If you’ve ever been lucky enough to sit in meditation and manage to get settled enough to have discursive thought go quiet, reaching one of those wonderful moments of peace and equanimity, you might also have encountered the arising of a little bubble of pressure in your mind, as if a thought is trying to take form, but formless still, so you have no idea what it will be. In the silence of the moment, your senses may be reaching for something to feed awareness, because it’s hungry and not being fed images of itself. That would describe this step in action: the senses — driven by awareness and the need to find evidence that can be sorted into categories that prove we are who we think we are — are trying to find something to settle on to satisfy that drive.
These first five steps have been describing the situation as it is given to us by nature. These are the initial conditions that are there as an underlying tendency from the very first, but that don’t develop into anything active until a little later in life. The Buddha talks about this underlying tendency when he describes the reason why an infant isn’t a liberated being:
For a young tender infant lying prone does not even have the notion ‘identity,’ so how could identity view arise in him? Yet the underlying tendency to identity view lies within him. — MN 64 translated by Bhikkhus Nanamoli and Bodhi
That underlying tendency doesn’t get watered and grow until a bit later in life. In one of the most detailed suttas on dependent arising, MN 38, the Buddha describes conception, gestation, birth, infancy and toddlerhood, through a childhood of playing with toys. It is just at this point that the awareness of the senses are introduced, and shortly after that:
…he is infatuated with pleasing forms, and gets upset over unpleasing forms…. he relishes any feeling he feels — pleasure, pain, neither-pleasure-nor-pain — welcomes it, & remains fastened to it. As he relishes that feeling, welcomes it, & remains fastened to it, delight arises. Now, any delight in feeling is clinging/sustenance. From his clinging/sustenance as a requisite condition comes becoming. From becoming as a requisite condition comes birth. From birth as a requisite condition, then aging-&-death, sorrow, lamentation, pain, distress, and despair come into play. Such is the origination of this entire mass of stress & suffering.

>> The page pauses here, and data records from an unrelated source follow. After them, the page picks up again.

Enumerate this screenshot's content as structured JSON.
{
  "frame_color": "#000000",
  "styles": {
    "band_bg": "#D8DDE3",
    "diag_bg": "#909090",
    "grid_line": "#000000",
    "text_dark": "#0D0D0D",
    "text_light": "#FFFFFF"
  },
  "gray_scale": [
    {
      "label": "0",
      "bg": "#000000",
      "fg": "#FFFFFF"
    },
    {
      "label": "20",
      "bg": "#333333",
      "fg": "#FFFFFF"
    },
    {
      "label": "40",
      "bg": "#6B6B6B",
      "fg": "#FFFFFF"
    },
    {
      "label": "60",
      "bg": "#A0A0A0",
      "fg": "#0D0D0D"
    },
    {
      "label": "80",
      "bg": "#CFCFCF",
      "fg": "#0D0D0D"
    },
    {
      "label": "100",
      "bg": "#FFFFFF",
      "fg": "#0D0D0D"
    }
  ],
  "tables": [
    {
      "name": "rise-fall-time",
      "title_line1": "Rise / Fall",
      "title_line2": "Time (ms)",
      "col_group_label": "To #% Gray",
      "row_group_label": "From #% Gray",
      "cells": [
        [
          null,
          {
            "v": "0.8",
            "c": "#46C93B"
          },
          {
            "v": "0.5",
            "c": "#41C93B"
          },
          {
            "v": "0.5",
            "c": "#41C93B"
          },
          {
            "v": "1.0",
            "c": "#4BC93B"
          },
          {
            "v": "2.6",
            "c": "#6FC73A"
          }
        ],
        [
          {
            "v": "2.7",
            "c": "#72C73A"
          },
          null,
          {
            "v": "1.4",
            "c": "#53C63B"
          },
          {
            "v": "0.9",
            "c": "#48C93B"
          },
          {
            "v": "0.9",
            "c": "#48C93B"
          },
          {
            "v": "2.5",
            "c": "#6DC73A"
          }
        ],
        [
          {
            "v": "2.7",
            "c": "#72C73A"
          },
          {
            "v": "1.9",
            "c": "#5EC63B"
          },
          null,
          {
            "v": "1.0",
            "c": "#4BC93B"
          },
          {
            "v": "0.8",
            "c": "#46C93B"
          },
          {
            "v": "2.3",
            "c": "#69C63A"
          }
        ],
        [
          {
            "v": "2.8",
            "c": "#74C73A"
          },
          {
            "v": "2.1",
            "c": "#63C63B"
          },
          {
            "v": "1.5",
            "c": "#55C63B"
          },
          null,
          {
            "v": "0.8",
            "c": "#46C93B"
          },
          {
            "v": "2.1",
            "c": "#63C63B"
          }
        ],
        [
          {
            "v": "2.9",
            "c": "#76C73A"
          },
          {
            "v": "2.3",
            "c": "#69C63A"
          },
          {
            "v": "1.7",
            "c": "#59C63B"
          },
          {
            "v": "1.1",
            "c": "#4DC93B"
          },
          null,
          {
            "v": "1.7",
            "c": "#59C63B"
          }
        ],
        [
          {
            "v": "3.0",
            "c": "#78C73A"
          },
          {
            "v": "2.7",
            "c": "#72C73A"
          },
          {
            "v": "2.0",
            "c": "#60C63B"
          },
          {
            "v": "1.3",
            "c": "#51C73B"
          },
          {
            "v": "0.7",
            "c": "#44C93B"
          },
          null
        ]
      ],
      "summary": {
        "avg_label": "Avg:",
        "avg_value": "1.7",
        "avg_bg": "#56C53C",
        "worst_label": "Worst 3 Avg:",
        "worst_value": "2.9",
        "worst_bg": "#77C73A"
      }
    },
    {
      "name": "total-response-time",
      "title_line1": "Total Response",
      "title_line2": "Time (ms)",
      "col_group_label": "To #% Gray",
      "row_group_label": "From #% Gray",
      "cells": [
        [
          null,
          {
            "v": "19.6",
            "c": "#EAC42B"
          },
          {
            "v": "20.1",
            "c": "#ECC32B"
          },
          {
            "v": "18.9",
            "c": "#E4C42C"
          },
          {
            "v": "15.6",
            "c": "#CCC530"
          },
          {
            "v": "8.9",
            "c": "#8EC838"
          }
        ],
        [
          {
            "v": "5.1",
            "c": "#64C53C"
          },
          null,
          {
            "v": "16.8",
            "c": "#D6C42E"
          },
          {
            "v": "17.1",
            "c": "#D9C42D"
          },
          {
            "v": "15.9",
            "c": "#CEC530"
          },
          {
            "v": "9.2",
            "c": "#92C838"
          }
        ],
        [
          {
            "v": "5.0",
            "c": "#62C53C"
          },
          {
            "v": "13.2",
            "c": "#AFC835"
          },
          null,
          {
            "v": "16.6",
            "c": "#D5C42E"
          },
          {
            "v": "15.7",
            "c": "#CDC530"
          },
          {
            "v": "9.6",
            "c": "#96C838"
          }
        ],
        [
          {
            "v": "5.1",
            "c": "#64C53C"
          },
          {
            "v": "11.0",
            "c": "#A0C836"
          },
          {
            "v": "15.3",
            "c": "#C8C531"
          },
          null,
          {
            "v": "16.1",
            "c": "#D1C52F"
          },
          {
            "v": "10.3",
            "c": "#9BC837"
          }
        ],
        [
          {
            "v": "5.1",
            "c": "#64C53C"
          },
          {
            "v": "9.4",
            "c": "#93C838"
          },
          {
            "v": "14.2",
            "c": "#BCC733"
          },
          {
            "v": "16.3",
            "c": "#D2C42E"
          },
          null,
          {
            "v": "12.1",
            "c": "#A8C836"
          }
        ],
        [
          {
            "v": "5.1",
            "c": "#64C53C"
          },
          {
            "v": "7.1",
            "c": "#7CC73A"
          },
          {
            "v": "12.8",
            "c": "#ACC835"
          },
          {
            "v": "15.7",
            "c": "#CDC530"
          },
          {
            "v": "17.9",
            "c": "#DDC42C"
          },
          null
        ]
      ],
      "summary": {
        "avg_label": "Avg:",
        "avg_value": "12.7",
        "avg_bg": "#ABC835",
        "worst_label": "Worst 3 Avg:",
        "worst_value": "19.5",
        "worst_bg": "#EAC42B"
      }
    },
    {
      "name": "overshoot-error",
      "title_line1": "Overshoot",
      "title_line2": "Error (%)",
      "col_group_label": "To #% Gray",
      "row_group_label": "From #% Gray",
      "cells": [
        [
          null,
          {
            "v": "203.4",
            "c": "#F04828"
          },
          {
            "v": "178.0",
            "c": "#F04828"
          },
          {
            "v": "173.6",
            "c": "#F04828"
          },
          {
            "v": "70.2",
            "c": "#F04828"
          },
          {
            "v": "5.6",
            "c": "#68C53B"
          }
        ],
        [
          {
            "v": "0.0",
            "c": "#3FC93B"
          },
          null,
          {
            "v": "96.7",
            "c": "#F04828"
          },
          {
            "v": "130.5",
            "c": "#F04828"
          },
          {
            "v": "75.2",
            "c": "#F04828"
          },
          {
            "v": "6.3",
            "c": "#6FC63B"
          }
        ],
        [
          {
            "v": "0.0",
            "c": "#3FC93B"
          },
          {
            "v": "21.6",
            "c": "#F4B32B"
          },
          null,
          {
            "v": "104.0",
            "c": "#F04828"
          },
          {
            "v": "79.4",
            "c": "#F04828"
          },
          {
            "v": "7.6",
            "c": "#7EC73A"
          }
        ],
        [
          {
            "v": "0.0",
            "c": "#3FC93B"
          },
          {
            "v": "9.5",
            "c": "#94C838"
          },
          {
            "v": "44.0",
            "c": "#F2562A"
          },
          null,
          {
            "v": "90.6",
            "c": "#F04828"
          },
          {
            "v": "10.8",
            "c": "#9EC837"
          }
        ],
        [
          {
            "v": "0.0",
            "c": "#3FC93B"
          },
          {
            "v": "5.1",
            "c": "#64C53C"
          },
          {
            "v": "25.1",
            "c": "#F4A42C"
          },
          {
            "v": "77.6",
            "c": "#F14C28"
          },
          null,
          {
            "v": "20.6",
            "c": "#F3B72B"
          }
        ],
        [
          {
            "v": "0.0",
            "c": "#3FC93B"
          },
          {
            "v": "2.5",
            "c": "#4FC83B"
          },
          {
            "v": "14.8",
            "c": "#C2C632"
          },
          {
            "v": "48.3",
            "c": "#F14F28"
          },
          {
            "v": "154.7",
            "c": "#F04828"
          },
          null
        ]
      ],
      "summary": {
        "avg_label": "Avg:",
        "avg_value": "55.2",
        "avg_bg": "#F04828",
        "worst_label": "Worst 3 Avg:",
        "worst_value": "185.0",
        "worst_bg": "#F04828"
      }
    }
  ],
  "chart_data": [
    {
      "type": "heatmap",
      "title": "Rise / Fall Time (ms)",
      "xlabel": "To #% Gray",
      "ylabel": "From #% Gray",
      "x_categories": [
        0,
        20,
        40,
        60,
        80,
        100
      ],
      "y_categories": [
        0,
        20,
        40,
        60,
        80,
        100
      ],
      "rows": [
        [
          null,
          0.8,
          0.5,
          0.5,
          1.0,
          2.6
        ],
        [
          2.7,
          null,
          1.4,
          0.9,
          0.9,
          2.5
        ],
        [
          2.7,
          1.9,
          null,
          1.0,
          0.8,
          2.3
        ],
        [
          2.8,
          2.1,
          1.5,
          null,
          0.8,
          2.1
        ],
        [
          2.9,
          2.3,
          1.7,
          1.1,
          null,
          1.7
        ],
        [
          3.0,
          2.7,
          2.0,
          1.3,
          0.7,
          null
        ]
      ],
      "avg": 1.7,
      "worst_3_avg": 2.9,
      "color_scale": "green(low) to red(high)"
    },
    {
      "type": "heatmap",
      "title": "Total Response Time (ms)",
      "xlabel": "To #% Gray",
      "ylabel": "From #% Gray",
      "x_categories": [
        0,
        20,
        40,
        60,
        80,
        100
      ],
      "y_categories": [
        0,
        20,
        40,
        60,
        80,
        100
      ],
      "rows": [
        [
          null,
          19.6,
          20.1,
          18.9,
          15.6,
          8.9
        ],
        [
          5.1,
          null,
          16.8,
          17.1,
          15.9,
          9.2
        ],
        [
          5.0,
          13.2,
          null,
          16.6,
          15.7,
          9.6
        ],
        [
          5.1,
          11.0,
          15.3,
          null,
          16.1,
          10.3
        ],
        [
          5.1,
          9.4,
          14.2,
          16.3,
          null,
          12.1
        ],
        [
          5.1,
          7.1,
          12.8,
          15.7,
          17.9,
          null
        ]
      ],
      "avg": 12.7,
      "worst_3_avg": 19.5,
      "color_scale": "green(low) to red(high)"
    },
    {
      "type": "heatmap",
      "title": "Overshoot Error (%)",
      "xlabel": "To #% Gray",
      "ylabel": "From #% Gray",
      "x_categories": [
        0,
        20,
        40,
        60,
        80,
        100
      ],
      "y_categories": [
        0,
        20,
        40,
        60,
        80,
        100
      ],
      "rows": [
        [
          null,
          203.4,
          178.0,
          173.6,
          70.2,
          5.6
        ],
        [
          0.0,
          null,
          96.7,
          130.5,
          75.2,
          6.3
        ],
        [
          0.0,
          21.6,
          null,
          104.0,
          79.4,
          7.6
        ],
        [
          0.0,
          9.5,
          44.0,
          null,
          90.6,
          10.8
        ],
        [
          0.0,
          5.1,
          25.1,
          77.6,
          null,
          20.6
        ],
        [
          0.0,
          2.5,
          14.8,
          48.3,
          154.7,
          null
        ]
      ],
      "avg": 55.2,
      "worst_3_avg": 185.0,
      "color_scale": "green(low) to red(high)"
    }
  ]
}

So it is somewhere past the point in life when one is doing somersaults and playing with sticks that the underlying tendency to “identity view” (the problematic sense that we have a lasting self), nourished by the way we like and dislike what we experience, becomes food (“sustenance”) for the birth of something.
The next section of links describes the events that start taking place at that point in life, that act to feed that growing sense of self.
We end this overview section with a link that tells us that all that came before is now driving the senses to look for confirmation-of-self, and with the next step we’ll find the senses having succeeded — that is the essence of “contact” — it is a specific instance of contact between the senses and the world that satisfies all the conditions that came before it.